The move isn’t a huge surprise. The chamber’s opposition to Question 4 consisted of little more than a statement, and Rooney even before the referendum said he would welcome cannabis companies to his group if it passed.
In fact, Rooney said, some business members of the chamber stand to make money working with cannabis companies, which are highly regulated and often require intensive legal, lobbying, financial, and real estate help — not to mention security, lighting, plumbing, transportation, software, and insurance, among numerous other goods and services.
“When a new industry is taking shape, there are all sorts of business opportunities embedded in that, in terms of support and suppliers,” Rooney said.
Weedmaps doesn’t deal directly in marijuana. It’s positioned more as a technology company, competing for talent with the likes of Google and Facebook. That might smooth the company’s integration into the chamber, which has been working to update its reputation as a stuffy, overly restrained group.
“We’re trying to show what the responsible actors in the industry look like,” Weedmaps president Chris Beals said, “and to lower any misperception or stigma associated with marijuana.”
Joining the chamber, he added, “is part of being a civically-minded organization.”
The company’s top lobbying priorities, Beals said, are ensuring there are enough pot stores in convenient locations for customers and that lab-testing standards are reasonable.
Its initial presence in Boston will be modest: about 10 people.
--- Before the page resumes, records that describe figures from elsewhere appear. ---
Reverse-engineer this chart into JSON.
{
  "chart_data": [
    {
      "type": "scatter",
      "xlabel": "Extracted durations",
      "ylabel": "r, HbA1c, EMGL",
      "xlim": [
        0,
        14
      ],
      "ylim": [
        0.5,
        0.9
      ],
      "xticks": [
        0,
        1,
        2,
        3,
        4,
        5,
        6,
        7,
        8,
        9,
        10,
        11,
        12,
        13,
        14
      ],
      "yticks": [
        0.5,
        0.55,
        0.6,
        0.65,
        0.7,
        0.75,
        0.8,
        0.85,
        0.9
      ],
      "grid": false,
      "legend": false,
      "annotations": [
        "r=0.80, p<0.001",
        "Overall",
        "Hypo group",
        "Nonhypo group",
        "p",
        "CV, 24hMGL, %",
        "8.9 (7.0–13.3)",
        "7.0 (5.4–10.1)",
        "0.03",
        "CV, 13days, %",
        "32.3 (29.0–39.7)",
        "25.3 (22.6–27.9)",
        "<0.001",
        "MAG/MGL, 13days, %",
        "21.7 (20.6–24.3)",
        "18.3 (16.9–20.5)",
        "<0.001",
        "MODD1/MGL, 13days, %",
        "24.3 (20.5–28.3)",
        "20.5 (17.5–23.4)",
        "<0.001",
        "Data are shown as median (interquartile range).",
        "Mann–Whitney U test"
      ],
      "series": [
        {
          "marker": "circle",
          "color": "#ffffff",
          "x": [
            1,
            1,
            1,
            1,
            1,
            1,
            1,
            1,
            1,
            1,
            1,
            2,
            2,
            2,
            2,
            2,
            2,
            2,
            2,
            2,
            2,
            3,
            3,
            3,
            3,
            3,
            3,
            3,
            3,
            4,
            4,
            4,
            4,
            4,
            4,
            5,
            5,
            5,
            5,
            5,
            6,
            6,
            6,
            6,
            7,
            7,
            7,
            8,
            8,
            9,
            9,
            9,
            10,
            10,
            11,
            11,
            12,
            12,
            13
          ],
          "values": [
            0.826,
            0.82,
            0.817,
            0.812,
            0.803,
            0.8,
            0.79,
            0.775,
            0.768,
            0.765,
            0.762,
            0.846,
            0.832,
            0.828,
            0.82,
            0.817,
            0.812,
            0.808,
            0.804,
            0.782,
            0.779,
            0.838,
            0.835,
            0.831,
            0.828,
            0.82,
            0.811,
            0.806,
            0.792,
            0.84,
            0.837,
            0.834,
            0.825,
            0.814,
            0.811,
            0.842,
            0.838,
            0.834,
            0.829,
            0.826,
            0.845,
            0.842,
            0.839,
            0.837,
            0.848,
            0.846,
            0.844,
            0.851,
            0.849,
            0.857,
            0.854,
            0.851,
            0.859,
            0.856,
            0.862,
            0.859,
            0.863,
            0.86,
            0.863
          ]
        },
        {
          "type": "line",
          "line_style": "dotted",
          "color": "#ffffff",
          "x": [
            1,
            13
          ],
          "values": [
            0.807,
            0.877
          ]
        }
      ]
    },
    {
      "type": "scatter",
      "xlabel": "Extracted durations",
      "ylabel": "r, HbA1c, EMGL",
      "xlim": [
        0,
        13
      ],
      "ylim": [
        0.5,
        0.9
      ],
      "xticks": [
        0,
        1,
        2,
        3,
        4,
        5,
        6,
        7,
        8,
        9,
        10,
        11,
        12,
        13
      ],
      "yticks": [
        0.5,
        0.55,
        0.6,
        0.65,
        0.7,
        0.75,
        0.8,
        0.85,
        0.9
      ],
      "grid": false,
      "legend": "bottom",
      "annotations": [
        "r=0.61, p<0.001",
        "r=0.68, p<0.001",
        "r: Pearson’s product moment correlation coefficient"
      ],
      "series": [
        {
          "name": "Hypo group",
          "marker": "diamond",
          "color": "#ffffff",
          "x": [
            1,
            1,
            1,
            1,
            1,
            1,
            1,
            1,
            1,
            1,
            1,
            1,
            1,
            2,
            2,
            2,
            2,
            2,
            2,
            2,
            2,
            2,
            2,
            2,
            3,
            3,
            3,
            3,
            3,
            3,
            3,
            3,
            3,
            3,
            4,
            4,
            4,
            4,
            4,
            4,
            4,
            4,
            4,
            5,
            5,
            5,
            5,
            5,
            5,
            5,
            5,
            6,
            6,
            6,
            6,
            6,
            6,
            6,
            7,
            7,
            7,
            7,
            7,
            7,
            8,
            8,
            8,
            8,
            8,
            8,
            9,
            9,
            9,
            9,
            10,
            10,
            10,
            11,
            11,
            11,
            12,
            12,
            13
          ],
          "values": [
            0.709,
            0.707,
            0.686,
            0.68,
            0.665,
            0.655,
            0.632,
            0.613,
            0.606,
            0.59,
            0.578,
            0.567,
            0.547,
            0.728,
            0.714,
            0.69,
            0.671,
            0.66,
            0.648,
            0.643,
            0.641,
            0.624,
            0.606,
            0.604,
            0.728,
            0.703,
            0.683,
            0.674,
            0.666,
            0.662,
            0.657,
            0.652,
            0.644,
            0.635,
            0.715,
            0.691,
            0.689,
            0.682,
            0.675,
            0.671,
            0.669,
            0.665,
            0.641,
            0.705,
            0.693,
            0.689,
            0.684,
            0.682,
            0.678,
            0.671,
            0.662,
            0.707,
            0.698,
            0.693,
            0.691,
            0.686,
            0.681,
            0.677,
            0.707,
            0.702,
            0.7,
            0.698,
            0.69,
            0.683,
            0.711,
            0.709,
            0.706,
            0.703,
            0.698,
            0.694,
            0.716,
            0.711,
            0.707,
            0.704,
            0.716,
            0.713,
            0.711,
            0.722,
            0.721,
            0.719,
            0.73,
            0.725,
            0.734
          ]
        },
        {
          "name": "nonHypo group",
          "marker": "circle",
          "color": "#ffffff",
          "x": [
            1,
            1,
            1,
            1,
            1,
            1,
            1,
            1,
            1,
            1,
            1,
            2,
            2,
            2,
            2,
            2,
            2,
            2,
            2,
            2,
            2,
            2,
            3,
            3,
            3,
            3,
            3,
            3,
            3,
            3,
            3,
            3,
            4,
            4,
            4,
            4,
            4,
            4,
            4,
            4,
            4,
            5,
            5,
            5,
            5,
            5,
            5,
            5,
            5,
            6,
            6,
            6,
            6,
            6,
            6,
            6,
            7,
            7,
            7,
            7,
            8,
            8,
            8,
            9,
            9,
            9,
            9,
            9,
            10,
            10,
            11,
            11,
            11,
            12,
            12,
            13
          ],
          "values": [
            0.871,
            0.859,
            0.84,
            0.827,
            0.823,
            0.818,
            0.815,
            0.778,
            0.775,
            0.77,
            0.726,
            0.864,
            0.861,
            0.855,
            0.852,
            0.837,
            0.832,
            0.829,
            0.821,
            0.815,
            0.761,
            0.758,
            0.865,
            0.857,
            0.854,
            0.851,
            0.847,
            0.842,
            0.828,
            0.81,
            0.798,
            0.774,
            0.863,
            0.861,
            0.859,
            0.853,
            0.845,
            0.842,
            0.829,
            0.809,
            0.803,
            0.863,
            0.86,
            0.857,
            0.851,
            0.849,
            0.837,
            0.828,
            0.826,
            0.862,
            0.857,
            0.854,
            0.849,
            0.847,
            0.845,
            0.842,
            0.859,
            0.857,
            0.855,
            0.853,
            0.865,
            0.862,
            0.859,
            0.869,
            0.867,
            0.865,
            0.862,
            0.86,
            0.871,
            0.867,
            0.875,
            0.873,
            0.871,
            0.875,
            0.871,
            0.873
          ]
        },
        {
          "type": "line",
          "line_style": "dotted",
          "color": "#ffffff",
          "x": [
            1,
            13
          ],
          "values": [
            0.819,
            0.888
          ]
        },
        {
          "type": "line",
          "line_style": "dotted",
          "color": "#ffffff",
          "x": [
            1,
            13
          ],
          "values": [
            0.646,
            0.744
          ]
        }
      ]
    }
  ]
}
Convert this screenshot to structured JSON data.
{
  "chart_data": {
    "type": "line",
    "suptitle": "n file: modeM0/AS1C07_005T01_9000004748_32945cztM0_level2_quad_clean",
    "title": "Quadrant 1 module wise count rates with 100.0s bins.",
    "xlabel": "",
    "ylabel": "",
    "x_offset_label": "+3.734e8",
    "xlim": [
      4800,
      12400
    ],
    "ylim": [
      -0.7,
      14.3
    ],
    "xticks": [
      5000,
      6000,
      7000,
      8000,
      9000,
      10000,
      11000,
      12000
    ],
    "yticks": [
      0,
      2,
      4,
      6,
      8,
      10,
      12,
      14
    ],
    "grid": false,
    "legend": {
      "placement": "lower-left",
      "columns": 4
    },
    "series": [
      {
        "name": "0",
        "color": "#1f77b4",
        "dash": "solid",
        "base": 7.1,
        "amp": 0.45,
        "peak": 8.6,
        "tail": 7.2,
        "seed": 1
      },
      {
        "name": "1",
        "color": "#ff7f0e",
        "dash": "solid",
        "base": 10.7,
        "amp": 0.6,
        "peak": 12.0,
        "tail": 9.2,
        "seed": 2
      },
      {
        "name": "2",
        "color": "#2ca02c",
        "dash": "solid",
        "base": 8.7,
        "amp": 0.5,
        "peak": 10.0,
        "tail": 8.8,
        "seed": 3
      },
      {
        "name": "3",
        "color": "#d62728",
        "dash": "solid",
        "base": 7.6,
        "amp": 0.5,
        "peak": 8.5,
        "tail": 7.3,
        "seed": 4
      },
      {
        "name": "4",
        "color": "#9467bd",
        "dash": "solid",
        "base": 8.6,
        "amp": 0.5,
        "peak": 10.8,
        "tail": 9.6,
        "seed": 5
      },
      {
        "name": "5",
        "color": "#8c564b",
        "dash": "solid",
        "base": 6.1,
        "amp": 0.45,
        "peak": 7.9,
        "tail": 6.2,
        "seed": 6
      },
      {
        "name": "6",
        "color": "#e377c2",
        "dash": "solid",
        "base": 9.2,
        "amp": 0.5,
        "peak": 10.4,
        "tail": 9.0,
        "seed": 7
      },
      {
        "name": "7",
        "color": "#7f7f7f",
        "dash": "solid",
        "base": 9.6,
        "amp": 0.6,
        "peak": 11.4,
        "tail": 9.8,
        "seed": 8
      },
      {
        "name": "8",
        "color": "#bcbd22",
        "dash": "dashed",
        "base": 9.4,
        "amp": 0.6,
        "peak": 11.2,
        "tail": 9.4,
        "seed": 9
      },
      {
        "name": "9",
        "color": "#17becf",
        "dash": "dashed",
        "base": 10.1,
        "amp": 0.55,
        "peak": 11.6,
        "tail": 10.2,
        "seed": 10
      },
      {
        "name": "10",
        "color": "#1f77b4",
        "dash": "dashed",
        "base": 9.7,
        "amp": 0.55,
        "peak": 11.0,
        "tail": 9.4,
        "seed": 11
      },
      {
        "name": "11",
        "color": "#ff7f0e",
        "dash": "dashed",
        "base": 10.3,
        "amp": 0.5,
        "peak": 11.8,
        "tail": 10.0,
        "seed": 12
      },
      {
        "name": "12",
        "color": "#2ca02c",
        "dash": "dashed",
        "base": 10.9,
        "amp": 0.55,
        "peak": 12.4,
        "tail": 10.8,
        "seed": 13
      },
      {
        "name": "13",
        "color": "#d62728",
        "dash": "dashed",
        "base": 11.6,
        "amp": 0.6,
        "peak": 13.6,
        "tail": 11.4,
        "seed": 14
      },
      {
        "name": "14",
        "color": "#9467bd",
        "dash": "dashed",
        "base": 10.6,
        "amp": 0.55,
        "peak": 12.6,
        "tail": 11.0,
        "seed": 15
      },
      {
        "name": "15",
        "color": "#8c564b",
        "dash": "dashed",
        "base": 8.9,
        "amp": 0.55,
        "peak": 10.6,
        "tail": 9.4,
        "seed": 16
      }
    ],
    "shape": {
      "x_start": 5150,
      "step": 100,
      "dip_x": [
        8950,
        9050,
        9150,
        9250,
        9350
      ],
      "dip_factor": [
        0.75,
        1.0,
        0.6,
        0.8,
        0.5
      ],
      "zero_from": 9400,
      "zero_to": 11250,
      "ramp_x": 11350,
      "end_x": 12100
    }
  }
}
Eventually, Weedmaps may recruit some of the Boston area’s copious programming and analytical talent to help advance an ambitious big-data project that seeks to match different cannabis strains with various subjective effects felt by users.
While many advocates and consumers fear the state will bungle its rollout of regulated marijuana firms, Beals said Weedmaps sees Massachusetts as a leader.
“It can’t be overstated how excited we are about the prospect that Massachusetts is on the right path to have the best policy on cannabis in the country,” he said. “We’ve actually had senior, senior officials in neighboring states ask us if they should copy Massachusetts.